Syrian Reactor 370 (photo credit: Reuters)
Syrian Reactor 370
(photo credit: Reuters)
Former IDF chief of staff Gabi Ashkenazi denied knowledge on Tuesday of Israel’s alleged bombing of a nuclear reactor in Syria in 2007.
“I woke up this morning to radio and newspaper reports that the IDF bombed the Syrian reactor in 2007,” Ashkenazi said at the annual Calcalist conference in Tel Aviv. “I have no idea what they are talking about, but I do know that not everything must be spoken about.”
The New Yorker published details of the raid on Monday.
The article’s author, David Makovsky spoke to Army Radio about the strikes, saying that Israel kept the matter quiet because it did not want to “put Assad in a corner.”
“If he can deny the existence of the reactor, he doesn’t need to react,” explained Makovsky, former editor-in-chief of The Jerusalem Post.
Ashkenazi, now chairman of Shemen Oil, told the conference that the Arab Spring has not ended and that nobody is immune to its consequences.
What is certain, he said, is that the disappearance of Syria’s Assad regime – when it occurs – will cause Iran to lose its only Middle Eastern ally and force Hezbollah to act with more restraint. This will be the case even if a radical Islamic regime takes over Syria, Ashkenazi said.
In an attempt to demonstrate the Egyptian reality, Ashkenazi recalled a visit to Israel last year by former Egyptian president Hosni Mubarak’s former intelligence chief Omar Suleiman.

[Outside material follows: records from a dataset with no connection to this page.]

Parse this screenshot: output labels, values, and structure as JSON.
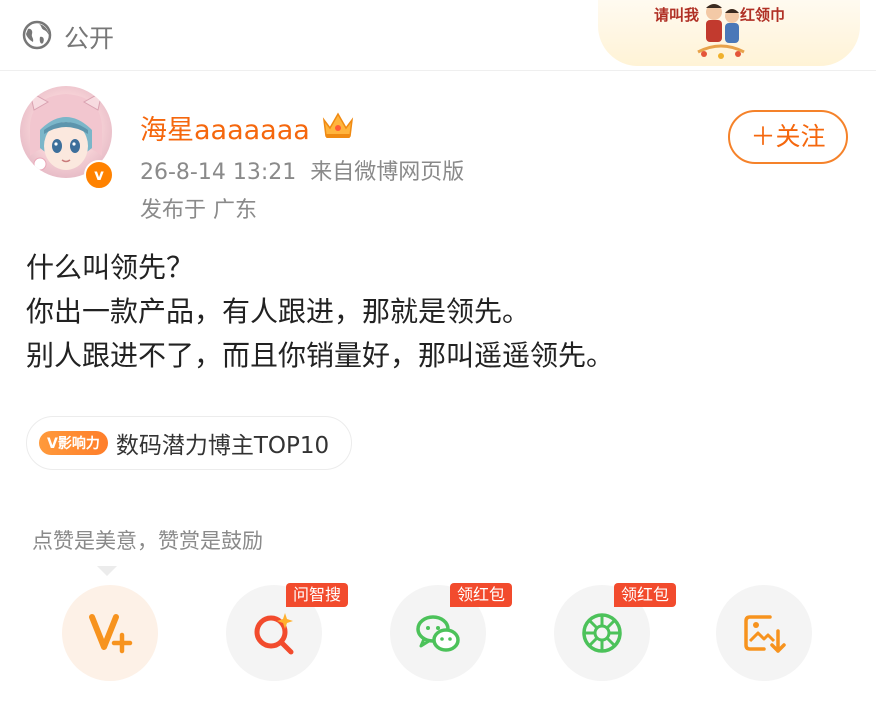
{
  "header": {
    "visibility_label": "公开",
    "visibility_icon": "globe-icon",
    "banner": {
      "left_text": "请叫我",
      "right_text": "红领巾"
    }
  },
  "author": {
    "name": "海星aaaaaaa",
    "verified_icon": "verified-v-icon",
    "member_icon": "crown-icon",
    "timestamp": "26-8-14 13:21",
    "source": "来自微博网页版",
    "location": "发布于 广东",
    "follow_label": "＋关注"
  },
  "post": {
    "lines": [
      "什么叫领先？",
      "你出一款产品，有人跟进，那就是领先。",
      "别人跟进不了，而且你销量好，那叫遥遥领先。"
    ]
  },
  "influence_tag": {
    "badge": "V影响力",
    "label": "数码潜力博主TOP10"
  },
  "reward": {
    "prompt": "点赞是美意，赞赏是鼓励",
    "actions": [
      {
        "icon": "v-plus-icon",
        "badge": ""
      },
      {
        "icon": "ai-search-icon",
        "badge": "问智搜"
      },
      {
        "icon": "wechat-icon",
        "badge": "领红包"
      },
      {
        "icon": "moments-icon",
        "badge": "领红包"
      },
      {
        "icon": "save-image-icon",
        "badge": ""
      }
    ]
  },
  "colors": {
    "accent": "#f5670d",
    "badge_red": "#f24b2d",
    "wechat_green": "#4cc25a"
  }
}
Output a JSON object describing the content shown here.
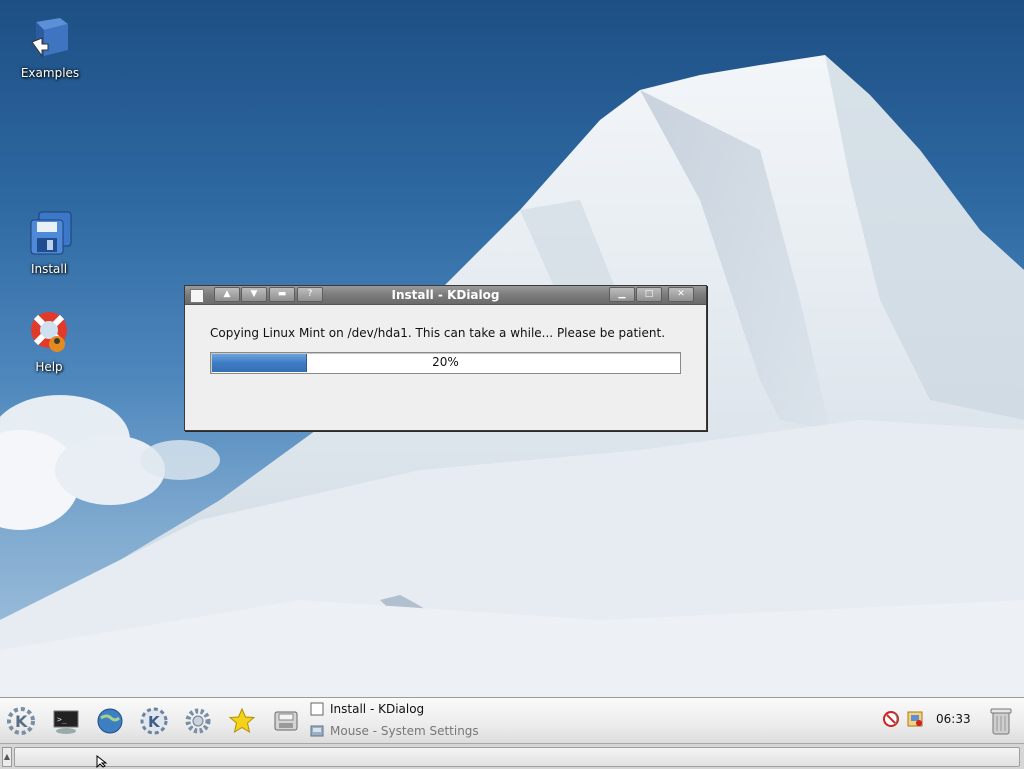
{
  "desktop": {
    "icons": [
      {
        "label": "Examples",
        "icon": "book-shortcut-icon"
      },
      {
        "label": "Install",
        "icon": "floppy-disk-icon"
      },
      {
        "label": "Help",
        "icon": "lifebuoy-icon"
      }
    ]
  },
  "dialog": {
    "title": "Install - KDialog",
    "message": "Copying Linux Mint on /dev/hda1. This can take a while... Please be patient.",
    "progress_value": 0.2,
    "progress_text": "20%"
  },
  "taskbar": {
    "launchers": [
      "kde-menu-icon",
      "terminal-icon",
      "browser-globe-icon",
      "konqueror-icon",
      "settings-gear-icon",
      "favorites-star-icon",
      "floppy-save-icon"
    ],
    "tasks": [
      {
        "label": "Install - KDialog",
        "active": true
      },
      {
        "label": "Mouse - System Settings",
        "active": false
      }
    ],
    "clock": "06:33",
    "tray": [
      "audio-mute-icon",
      "network-card-icon",
      "trash-can-icon"
    ]
  },
  "colors": {
    "progress_fill": "#3d7cc4",
    "titlebar": "#7b7b7b",
    "panel": "#ececec"
  }
}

When the Israelis asked him how he could be so certain that Mubarak’s son would replace him as leader – in a conversation before Mubarak was deposed in February 2011 – Suleiman said: “In Egypt it does not matter who votes, it matters who counts the ballots.”
Addressing the issue of Iran, Ashkenazi said the public should view the defense budget as “an investment.” He recommended maintaining the peace agreements with Egypt and Jordan and making every effort to reach a solution with the Palestinians, even if Israel has a problem with the partner on the other side.
“We must institutionalize the idea of two states – it is essential for the state, and after 64 years we are strong and secure enough to define our borders,” he said.
The other diplomatic and security priorities listed by Ashkenazi were protecting Israel’s special relationship with the US, restoring relations with Turkey and addressing the “insufferable reality” in which only a minority of people carry the burden of national service.
Jerusalem Post staff contributed to this report.